Raine moves from the "consideration of details, the proper weighing of each iota of evidence," and takes up his "general objection to Julius's methodology," which he says is "guilt by association."

"His thesis is that Eliot placed his great gifts at the service of anti-Semitism — that he invigorates the stale clichés bandied about by rabid anti-Semites. Inevitably, this places Eliot in criminal, pathological company and assumes an equation between the articulate Eliot and the most cruel excesses of anti-Semitic discourse. I think this unlikely because I believe Eliot to have been proud of his intellectual independence. Remember, it was Eliot who admired Henry James for possessing 'a mind so fine that no idea could violate it.' There are three allegedly anti-Semitic lines in 'Gerontion':

My house is a decayed house,
And the Jew squats on the window-sill, the owner,
Spawned in some estaminet of Antwerp,
Blistered in Brussels, patched and peeled in London.

"Julius prefaces this quotation prejudicially: 'the passage breathes hate, the sibilants hissing scorn.' We are then told that the speaker, Gerontion, in these lines, is 'spitting at the Jew in this opening stanza.' Untrue. But Julius arrives at this baseless reading by asserting that 'the word these other words intimate is "spit." ' And he cites Shakespeare's Merchant — Antonio's spitting and Shylock's bitter complaint about being spat on. I do not see why."
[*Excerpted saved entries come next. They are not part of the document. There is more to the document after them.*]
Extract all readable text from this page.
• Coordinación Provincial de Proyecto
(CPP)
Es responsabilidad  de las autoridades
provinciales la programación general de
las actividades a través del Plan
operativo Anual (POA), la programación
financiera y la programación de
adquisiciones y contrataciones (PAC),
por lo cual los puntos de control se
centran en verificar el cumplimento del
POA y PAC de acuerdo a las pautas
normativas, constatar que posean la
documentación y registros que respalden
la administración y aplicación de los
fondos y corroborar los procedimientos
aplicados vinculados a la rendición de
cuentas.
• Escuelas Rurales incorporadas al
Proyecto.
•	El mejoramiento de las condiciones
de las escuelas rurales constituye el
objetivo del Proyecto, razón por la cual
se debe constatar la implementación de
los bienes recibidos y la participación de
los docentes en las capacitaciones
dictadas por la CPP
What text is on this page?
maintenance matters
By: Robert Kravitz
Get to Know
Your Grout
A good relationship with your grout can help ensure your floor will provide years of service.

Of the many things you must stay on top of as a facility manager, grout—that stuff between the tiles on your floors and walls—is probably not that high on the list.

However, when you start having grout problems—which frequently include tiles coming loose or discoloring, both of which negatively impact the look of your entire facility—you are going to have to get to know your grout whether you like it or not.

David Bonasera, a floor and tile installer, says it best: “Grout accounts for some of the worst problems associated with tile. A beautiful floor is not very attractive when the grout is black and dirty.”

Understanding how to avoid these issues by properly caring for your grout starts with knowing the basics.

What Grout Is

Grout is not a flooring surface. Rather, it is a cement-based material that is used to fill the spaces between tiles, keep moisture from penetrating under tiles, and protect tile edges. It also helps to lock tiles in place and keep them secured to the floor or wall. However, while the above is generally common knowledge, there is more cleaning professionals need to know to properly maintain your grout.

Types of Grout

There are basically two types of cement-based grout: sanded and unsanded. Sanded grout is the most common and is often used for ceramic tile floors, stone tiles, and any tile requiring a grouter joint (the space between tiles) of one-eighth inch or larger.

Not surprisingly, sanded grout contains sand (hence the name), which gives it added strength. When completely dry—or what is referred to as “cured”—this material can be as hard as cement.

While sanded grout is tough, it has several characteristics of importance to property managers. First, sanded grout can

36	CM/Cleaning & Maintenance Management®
Raine continues in this vein.

Consider another example: "When Julius comes to the infamous 'Burbank With a Baedeker: Bleistein With a Cigar,' he once more, understandably, editorializes Eliot's words. Again, he is anxious to rule out the possibility that the poem is a dramatic monologue, with a loophole therefore through which the anti-Semitic Eliot could escape. On the other hand, he cannot resist the introduction of theatre because it improves his argument against Eliot. 'One imagines the sentence lispingly spoken' [my italics]. I imagine nothing of the kind. This is a difficult poem to defend. I myself have always thought the crucial lines indicative of Eliot's anti-Semitism: 'The rats are underneath the piles./The Jew is underneath the lot.' I have changed my mind.

… On the Rialto once,
The rats are underneath the piles.
The Jew is underneath the lot.
Money in furs. The boatman smiles …

"There is anti-Semitism here. But it is not Eliot's. It is Burbank's. It has to be."

You'll have to be the judge of whether Raine's argument is convincing or not. But I doubt whether you can shake the effect of these lines and images. Eliot was clearly a great and immensely influential poet, but like many other writers of his time, he was tainted by a prejudice that animated his entire worldview. No thinking person can escape what such words meant, voiced as they were at a crucial point in history, considering what was eventually done to Jews during that same fateful period of the 20th century.